Narnal loves reversing and Fibonacci sequence. When he gets an array with length \(N\), he would reverse the array in the intervals determined by Fibonacci sequence for \(K\) times.

Let \(F_{n}\) is the \(n\)-th Fibonacci number: \(F_{1} = F_{2} = 1, F_{n} = F_{n - 1} + F_{n - 2}\) for all \(n \geq 3\).

Let \(s_{n} = F_{2 n − 1} \mod{N}\) and let \(t_{n} = F_{2 n} \mod{N}\).

Narnal's reversing always starts with an array of integers \(A = (A[0], \ldots, A[N − 1])\) where initially every \(A[i]\) is equal to \(i\).

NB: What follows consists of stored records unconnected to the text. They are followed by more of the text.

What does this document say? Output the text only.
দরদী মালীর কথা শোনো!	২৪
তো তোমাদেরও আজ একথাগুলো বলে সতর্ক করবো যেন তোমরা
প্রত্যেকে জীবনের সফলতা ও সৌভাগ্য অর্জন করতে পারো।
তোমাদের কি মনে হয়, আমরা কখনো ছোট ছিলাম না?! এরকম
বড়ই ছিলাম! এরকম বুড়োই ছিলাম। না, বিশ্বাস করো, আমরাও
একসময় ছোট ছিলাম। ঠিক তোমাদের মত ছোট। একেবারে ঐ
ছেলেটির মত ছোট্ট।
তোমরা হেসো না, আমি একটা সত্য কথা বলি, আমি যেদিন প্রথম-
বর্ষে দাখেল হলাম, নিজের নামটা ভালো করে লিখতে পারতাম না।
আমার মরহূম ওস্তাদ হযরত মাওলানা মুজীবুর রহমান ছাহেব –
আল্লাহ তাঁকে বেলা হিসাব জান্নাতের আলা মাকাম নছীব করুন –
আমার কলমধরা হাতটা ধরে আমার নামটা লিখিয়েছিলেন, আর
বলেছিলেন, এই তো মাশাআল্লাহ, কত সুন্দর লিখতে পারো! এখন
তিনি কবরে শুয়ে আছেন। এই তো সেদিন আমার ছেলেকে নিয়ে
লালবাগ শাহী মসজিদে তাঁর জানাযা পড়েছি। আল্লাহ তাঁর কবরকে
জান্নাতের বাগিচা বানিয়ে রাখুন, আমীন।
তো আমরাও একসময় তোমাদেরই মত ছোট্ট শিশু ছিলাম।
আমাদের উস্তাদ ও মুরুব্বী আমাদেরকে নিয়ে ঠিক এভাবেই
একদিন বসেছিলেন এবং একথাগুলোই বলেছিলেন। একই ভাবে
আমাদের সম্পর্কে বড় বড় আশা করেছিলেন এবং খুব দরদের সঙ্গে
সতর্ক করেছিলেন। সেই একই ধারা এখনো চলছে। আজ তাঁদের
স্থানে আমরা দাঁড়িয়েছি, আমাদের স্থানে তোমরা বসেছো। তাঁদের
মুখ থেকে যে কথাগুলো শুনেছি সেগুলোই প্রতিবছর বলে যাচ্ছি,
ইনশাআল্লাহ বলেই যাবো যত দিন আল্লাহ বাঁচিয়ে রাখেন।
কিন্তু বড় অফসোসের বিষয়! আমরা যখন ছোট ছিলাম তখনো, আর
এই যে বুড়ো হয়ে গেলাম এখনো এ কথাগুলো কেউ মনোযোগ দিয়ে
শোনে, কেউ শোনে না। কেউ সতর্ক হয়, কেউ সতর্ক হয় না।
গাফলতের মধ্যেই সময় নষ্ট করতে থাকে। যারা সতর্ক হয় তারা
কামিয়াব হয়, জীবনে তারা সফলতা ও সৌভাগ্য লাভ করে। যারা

Now perform \(K\) successive operations on \(A\), where the \(j\)-th operation consists of reversing the order of those elements in \(A\) with indices between \(s_{j}\) and \(t_{j}\) (both ends inclusive).

Finally, Narnal's happiness is defined as \(R(N, K) = \sum_{i = 0}^{N - 1} i \times A[i]\) after \(K\) operations.

\(1 \leq N \leq 10^{18}, 1 \leq K \leq 5 \times 10^{5}\).

One line gives \(N\) and \(K\), separated by space.

One line with only \(R(N, K) \mod{10^{9}}\).

Consider using nodes to represent the sequences of consecutive numbers.

Using splay tree or other balanced tree data structure!

\(R(5, 4) = 27\) can be seen from the following procedure:
Initial position: \((0, 1, 2, 3, 4)\)
Step 1 - Reverse \(A[1]\) to \(A[1]\): \((0, 1, 2, 3, 4)\)
Step 2 - Reverse \(A[2]\) to \(A[3]\): \((0, 1, 3, 2, 4)\)
Step 3 - Reverse \(A[0]\) to \(A[3]\): \((2, 3, 1, 0, 4)\)
Step 4 - Reverse \(A[3]\) to \(A[1]\): \((2, 0, 1, 3, 4)\)
\(R(5, 4) = 0 \times 2 + 1 \times 0 + 2 \times 1 + 3 \times 3 + 4 \times 4 = 27\).

Also, \(R(10^{2}, 10^{2}) = 246597\).